One of the most prestigious groupings of American embroideries to have been worked in New England during the late 18th and early 19th centuries can be attributed to the Balch Academy in Providence, R.I. The Academy was conducted under the accomplished hand of Mary "Polly" Balch. Many of the Balch Academy samplers and silk work embroideries possess some of the most sophisticated and pleasing visual design characteristics, as well as intricate needlework techniques.
The superlative designs created at the school were influenced by Mary Balch's childhood sampler executed in Newport in 1773. She was the daughter of Sarah Rogers and Timothy Balch; Born in 1762 in Newport, R.I., she moved with her family to Providence in 1776. To give support to her family, Mary aided her mother in teaching embroidery. By 1785, she had taken over the responsibilities of the school located near Brown University. The Balch Academy was in operation from 1785 to 1841. Mary passed away in 1831. Her adopted daughter, Eliza Walker, maintained the school for ten more years.
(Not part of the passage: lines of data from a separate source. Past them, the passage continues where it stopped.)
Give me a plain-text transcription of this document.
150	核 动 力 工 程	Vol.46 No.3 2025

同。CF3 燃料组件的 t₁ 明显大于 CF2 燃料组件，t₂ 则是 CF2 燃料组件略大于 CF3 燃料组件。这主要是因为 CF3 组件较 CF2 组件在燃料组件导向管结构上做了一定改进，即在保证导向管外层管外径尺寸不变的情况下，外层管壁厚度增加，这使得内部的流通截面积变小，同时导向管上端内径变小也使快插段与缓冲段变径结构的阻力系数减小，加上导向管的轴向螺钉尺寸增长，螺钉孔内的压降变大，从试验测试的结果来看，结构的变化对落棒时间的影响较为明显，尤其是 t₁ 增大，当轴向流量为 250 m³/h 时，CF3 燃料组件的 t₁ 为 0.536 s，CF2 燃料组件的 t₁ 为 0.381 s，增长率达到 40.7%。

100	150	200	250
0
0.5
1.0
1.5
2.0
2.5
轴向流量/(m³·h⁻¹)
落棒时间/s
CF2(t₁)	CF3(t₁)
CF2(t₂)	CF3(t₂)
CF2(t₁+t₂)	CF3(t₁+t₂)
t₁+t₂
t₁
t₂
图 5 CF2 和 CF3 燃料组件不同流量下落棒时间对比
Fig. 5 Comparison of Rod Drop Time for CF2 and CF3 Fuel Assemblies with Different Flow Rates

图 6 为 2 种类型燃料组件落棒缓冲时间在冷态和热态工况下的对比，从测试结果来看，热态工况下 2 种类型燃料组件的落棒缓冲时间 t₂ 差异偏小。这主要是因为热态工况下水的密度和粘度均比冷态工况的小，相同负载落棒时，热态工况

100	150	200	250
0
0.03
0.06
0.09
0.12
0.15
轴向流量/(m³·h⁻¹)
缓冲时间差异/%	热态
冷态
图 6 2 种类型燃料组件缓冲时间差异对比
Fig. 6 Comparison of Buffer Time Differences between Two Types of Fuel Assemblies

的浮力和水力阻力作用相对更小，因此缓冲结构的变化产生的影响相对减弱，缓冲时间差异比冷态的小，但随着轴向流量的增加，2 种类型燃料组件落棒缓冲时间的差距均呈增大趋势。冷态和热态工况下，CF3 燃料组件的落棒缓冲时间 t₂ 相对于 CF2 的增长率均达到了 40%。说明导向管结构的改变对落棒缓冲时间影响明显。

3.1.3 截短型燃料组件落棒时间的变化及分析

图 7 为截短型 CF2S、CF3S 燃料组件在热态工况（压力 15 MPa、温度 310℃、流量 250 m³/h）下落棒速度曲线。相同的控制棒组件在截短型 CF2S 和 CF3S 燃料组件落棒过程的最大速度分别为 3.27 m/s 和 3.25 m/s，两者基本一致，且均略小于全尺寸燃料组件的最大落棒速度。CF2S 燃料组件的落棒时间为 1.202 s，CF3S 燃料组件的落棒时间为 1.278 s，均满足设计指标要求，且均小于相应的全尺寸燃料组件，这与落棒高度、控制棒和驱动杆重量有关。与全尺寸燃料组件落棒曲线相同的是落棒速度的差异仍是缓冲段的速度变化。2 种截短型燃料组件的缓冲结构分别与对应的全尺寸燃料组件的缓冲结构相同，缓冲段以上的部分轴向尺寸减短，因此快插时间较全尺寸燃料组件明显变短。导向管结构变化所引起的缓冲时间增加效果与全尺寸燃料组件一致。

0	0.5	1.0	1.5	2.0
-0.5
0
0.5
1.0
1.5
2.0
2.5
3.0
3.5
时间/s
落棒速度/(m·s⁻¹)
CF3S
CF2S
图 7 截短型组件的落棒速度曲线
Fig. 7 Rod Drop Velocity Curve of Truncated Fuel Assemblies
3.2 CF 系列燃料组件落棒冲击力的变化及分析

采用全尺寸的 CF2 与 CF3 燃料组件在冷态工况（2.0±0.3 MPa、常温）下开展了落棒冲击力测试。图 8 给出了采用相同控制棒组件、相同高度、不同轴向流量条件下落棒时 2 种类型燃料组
Our reproduction will be worked on 35-count linen using silk and metallic threads. The embroidery techniques used are cross-stitch, tent, rice, outline, satin and Algerian eye, with accents of French knots, couching and queen stitch. Directions will be given for the procedures needed to transfer elements of the design. We will also view the development of the Newport to Providence-area samplers through the use of slides.